A cold winter day provided a great opportunity for people to head inside the TRU Alumni Theatre for the first Live at TRU! performance of the new year.
From Vancouver, Tom Landa, front man of multi-Juno nominee The Paperboys, was introduced to the TRU campus and Kamloops audience with his side project, Locarno on Jan. 17.
Locarno is his new band, started about two years ago.
“We played a lot on the festivals season, all around Canada and in short tours like this weekend,” Landa said. The recent short tour included shows in Ashcroft on Jan. 18, and Kelowna on Jan. 19.
The TRU Cultural Events Committee organizes the live performances at the Alumni Theatre in the Clock Tower building. English professor Susie Safford is the chair of the committee after being involved with it for approximately 20 years. They put together six events per year, three in the fall semester and three in the winter semester.
The British Columbia Arts Council sends information about available performers and the committee selects the lineup.
“We are so excited to have Locarno coming, they are an absolutely wonderful, exciting, highly professional act that I think everyone is going to enjoy, a lot,” Safford said. “We got the chance to see a little bit of the performance and they are very lively.”
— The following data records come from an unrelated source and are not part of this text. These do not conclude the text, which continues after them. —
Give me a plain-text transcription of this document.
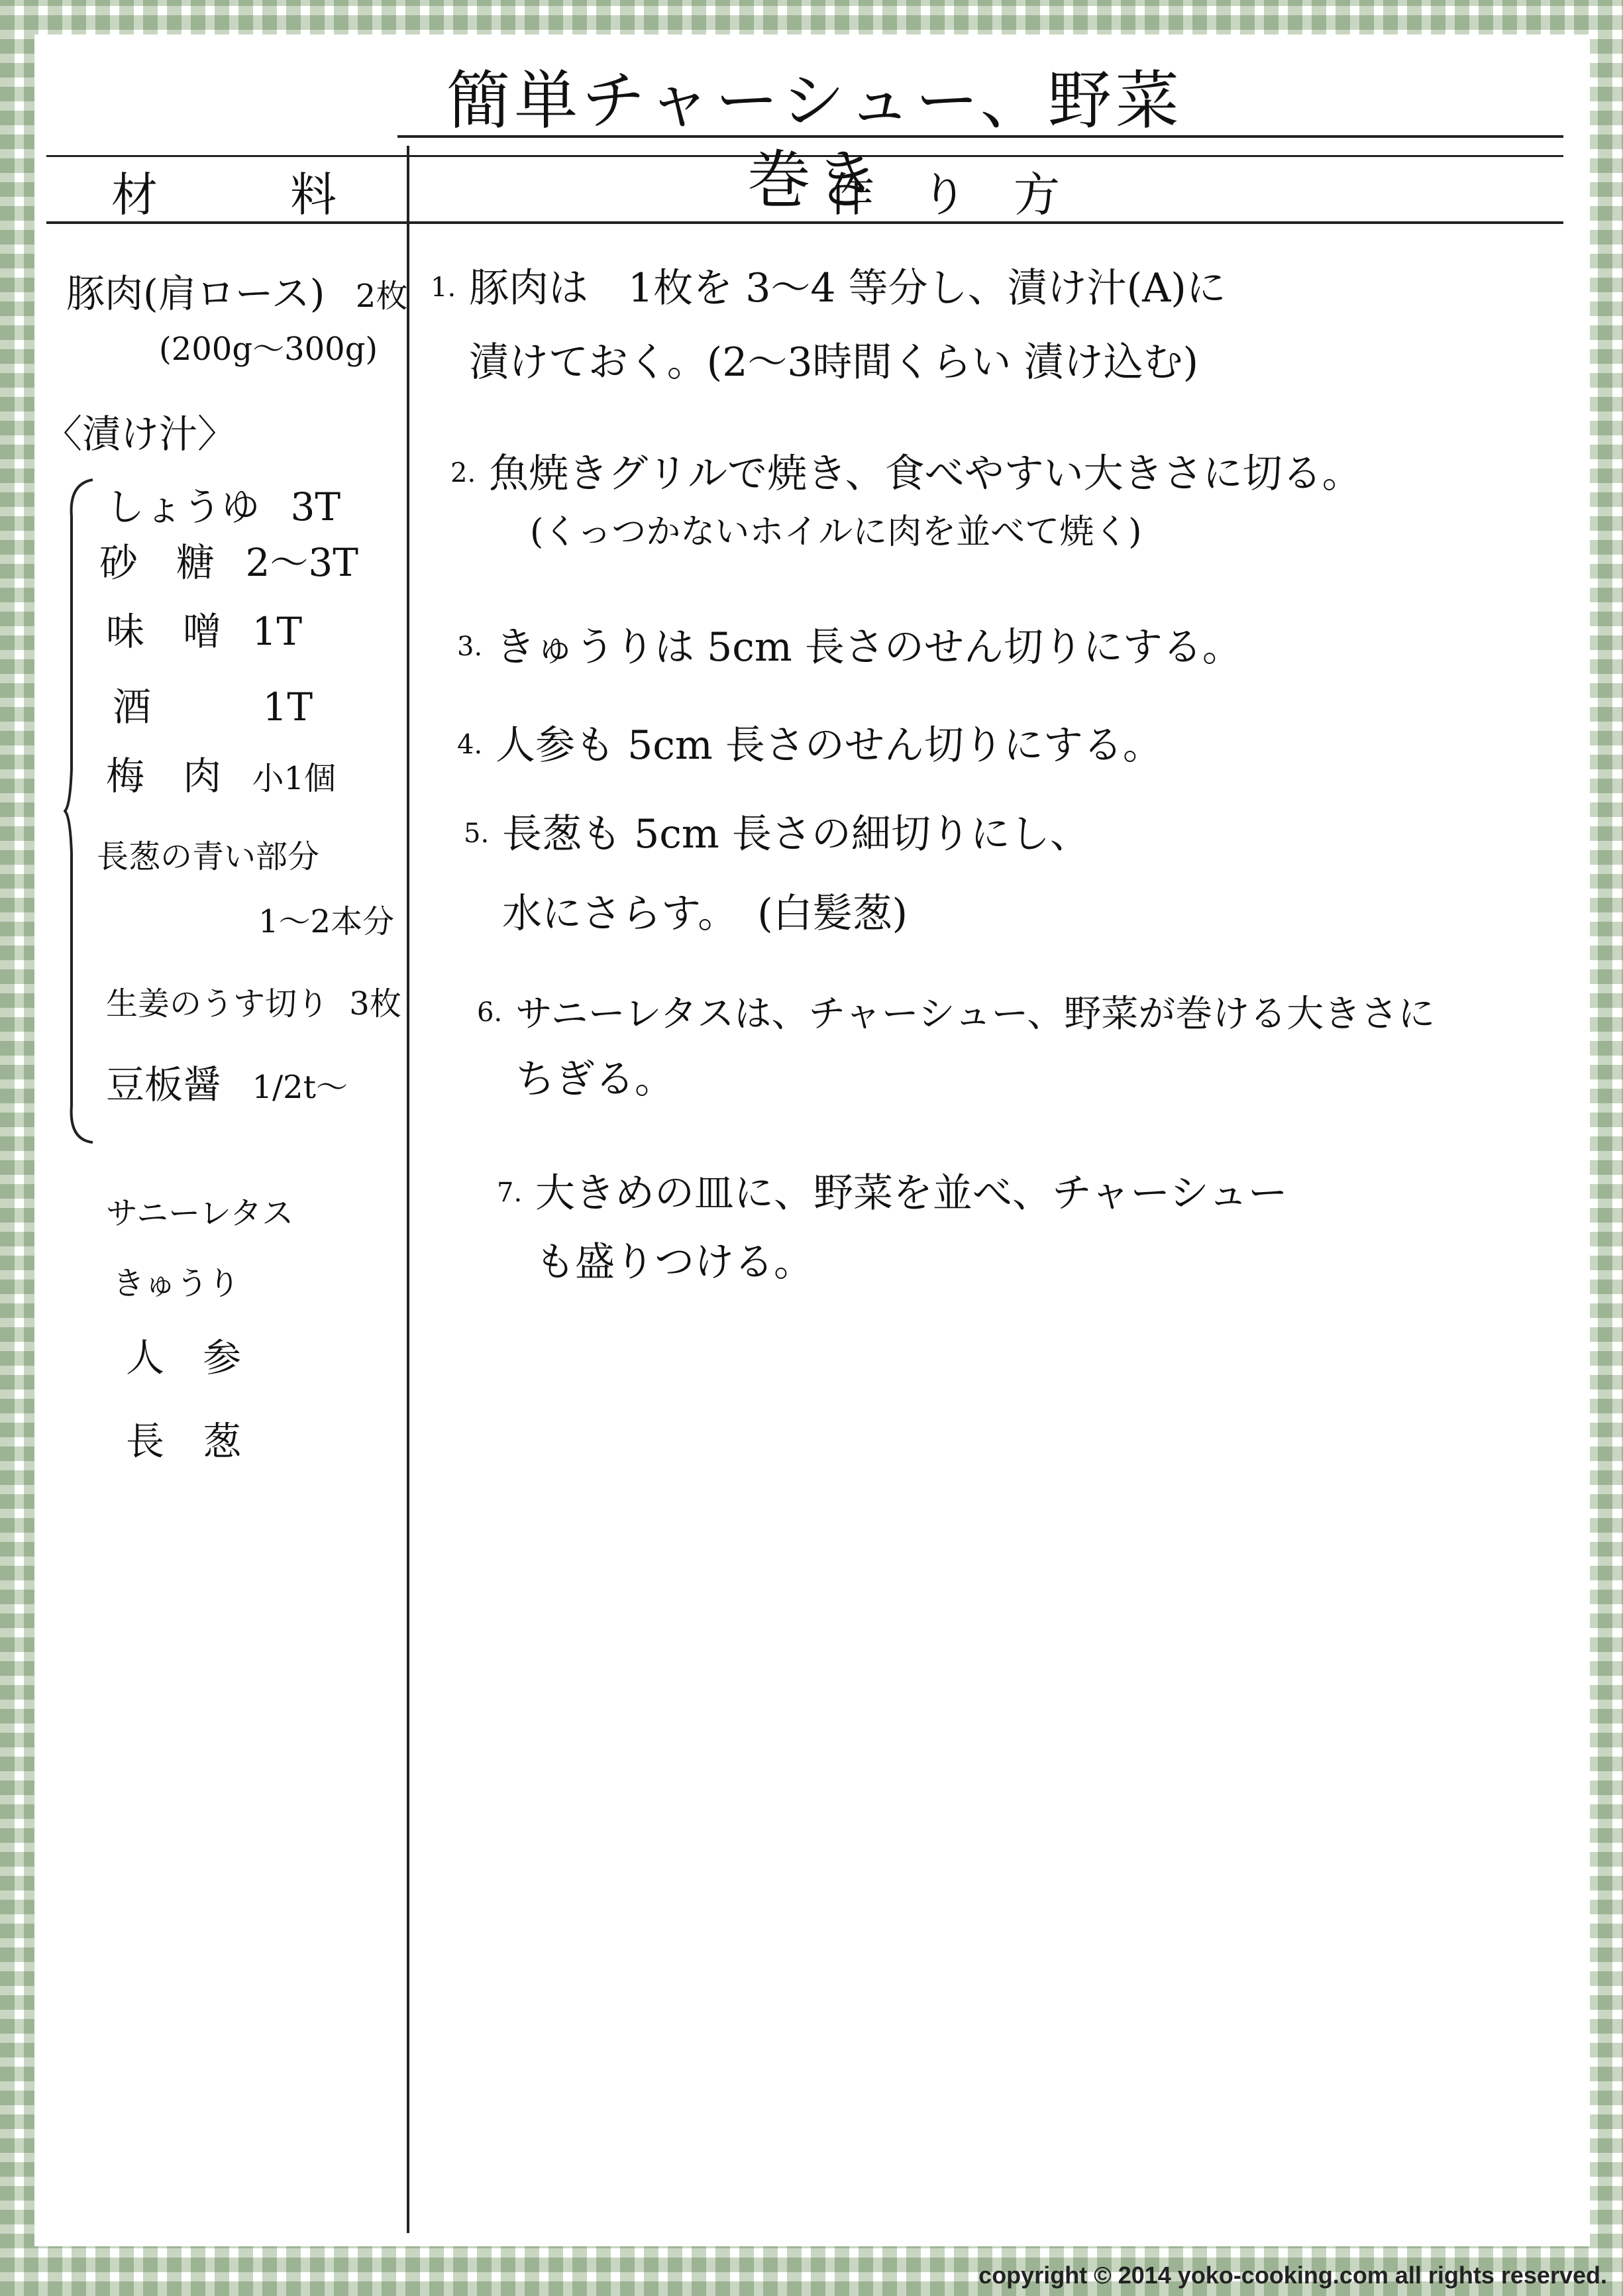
簡単チャーシュー、野菜巻き
材	料	作り方
豚肉(肩ロース) 2枚
(200g〜300g)
〈漬け汁〉
しょうゆ 3T
砂　糖 2〜3T
味　噌 1T
酒	1T
梅　肉 小1個
長葱の青い部分
1〜2本分
生姜のうす切り 3枚
豆板醤 1/2t〜
サニーレタス
きゅうり
人　参
長　葱
1. 豚肉は　1枚を 3〜4 等分し、漬け汁(A)に
漬けておく。(2〜3時間くらい 漬け込む)
2. 魚焼きグリルで焼き、食べやすい大きさに切る。
(くっつかないホイルに肉を並べて焼く)
3. きゅうりは 5cm 長さのせん切りにする。
4. 人参も 5cm 長さのせん切りにする。
5. 長葱も 5cm 長さの細切りにし、
水にさらす。　(白髪葱)
6. サニーレタスは、チャーシュー、野菜が巻ける大きさに
ちぎる。
7. 大きめの皿に、野菜を並べ、チャーシュー
も盛りつける。
copyright © 2014 yoko-cooking.com all rights reserved.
Due to a set-up delay, the show started 30 minutes late. Despite the set-back, the audience waited patiently in anticipation of Locarno’s Mexican and Latin American sounds.
In a 45-minute set, Landa and his band, featuring a violin, guitar, bass, drums, percussion, trumpet, and trombone, brought Latin sounds including an untitled cumbia, a style of music from Colombia. The group also performed traditional sounds of son jarocho, a regional folk music style from Veracruz, Mexico, with “Arenita Azul.” Mixing in a multicultural song with a ska vibe, “America” brought a few spectators up from their seats to dance in front of the stage.
“People were so chévere [cool] here,” Landa said after the show. “There was a good mixture of youth but also older people, which makes a really good combination and it was nice to see the two little kids in the audience”.
The goal that the TRU Cultural Events Committee has set out is to bring events to both students as well as the wider community on campus and within Kamloops. Students were, indeed, the smallest demographic.
“We’d like to have more students coming, for sure,” Safford said.